(Diario de una lunática I)
icen que: “Bailar es soñar con los pies”.
Yo nunca lo he creído. Creo más bien, que el baile es la pesadilla de los pies. O de “mis pies”.La verdad es que mi sentido del ritmo es inexistente; vamos, que la música va por un lado y mis “soñadores pies” por otro. Siempre que hemos ido a bailar, me he sentido como una tonta haciendo “movimientos ridículos y (o) esperpénticos”, mientras miraba a mi alrededor para asegurarme que nadie me miraba con cara de: “¡Dios mío, qué le pasa a esta tía!”
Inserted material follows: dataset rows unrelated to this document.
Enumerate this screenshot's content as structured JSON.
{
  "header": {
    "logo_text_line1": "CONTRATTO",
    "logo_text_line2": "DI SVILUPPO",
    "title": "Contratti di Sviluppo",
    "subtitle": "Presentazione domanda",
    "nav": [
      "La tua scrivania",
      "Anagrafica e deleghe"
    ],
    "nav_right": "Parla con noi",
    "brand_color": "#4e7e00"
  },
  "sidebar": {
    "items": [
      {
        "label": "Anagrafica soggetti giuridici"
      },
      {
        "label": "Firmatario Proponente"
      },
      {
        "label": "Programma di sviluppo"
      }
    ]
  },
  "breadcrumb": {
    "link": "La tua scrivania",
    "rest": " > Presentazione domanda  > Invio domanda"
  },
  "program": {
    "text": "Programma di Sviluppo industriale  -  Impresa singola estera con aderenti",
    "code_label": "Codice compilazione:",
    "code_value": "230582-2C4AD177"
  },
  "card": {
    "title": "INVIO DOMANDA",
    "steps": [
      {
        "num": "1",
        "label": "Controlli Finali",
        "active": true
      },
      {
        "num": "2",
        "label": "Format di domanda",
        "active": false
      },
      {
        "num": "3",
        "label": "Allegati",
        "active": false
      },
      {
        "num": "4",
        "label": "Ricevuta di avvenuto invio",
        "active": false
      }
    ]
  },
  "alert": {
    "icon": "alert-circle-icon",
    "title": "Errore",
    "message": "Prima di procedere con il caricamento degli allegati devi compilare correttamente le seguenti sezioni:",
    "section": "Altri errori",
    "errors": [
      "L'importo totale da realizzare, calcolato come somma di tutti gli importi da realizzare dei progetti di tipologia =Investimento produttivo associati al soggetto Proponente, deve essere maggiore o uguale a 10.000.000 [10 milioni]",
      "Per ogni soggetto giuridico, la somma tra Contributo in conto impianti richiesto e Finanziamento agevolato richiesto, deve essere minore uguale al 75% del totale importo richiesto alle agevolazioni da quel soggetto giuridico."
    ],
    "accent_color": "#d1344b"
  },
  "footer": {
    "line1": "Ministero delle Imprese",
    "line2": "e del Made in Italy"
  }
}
Y es que ni mis pies ni yo tenemos “oído”, y así nos va… (Bueno… ¡Tendríais que oírme cantar! Yo no canto, versiono…)
Luego está lo otro, claro. Lo de mover el cuerpo con un mínimo de “gracia”.
“Eso”…, tampoco lo tengo. Mi cuerpo se envara en cuanto oigo música seguida de las palabras: “¡Vamos a bailar…!”. ¡¡¡Creo que fui YO quien inspiró, al que inventó los pasos robóticos!!!
Yo bailo así. ¡Os lo juro!: Cuello rígido, codos flexionados; como no sé que hacer con las manos, suelo dejarlas abiertas (como muy naturales, oiga), y los pies, en fin, nunca los presto demasiada atención. Están tan abajo, que no puedo vigilarlos. Creo que golpean el suelo sin parar, como dando zapatazos, pero no llevan el mismo ritmo que las manos, y resulta muy estrambótico. Vamos que no quiero ni pensar en la cara que pongo mientras muevo cada parte de mi cuerpo a un ritmo diferente (que no tienen nada que ver con el ritmo que suena realmente) Supongo que mi cara se debe partir de la risa (es lo menos que puede hacer, dadas las circunstancias)
Pero, aunque no soy capaz de soñar con mis pies, sí puedo soñar con los pies de otros. Vamos, que el baile de otros puede hacerme soñar.
Por ejemplo, ¿habéis visto “La cruda realidad”?
La escena en la que el chico saca a bailar a la chica, la canción: “el gitano del amor”, es simplemente gloriosa…
¡¡Lo que yo daría…!!
¡¡Cuantos sueños me ha inspirado ese baile…!!
¡¡¡Dios mío!!!
¡¡¡Yo quiero a ese hombre!!!
¡¡¡Que me lo traigaaaaaaan…!!!
Editora de esta entrada: Lunática. Consentidora de la misma: Yo misma.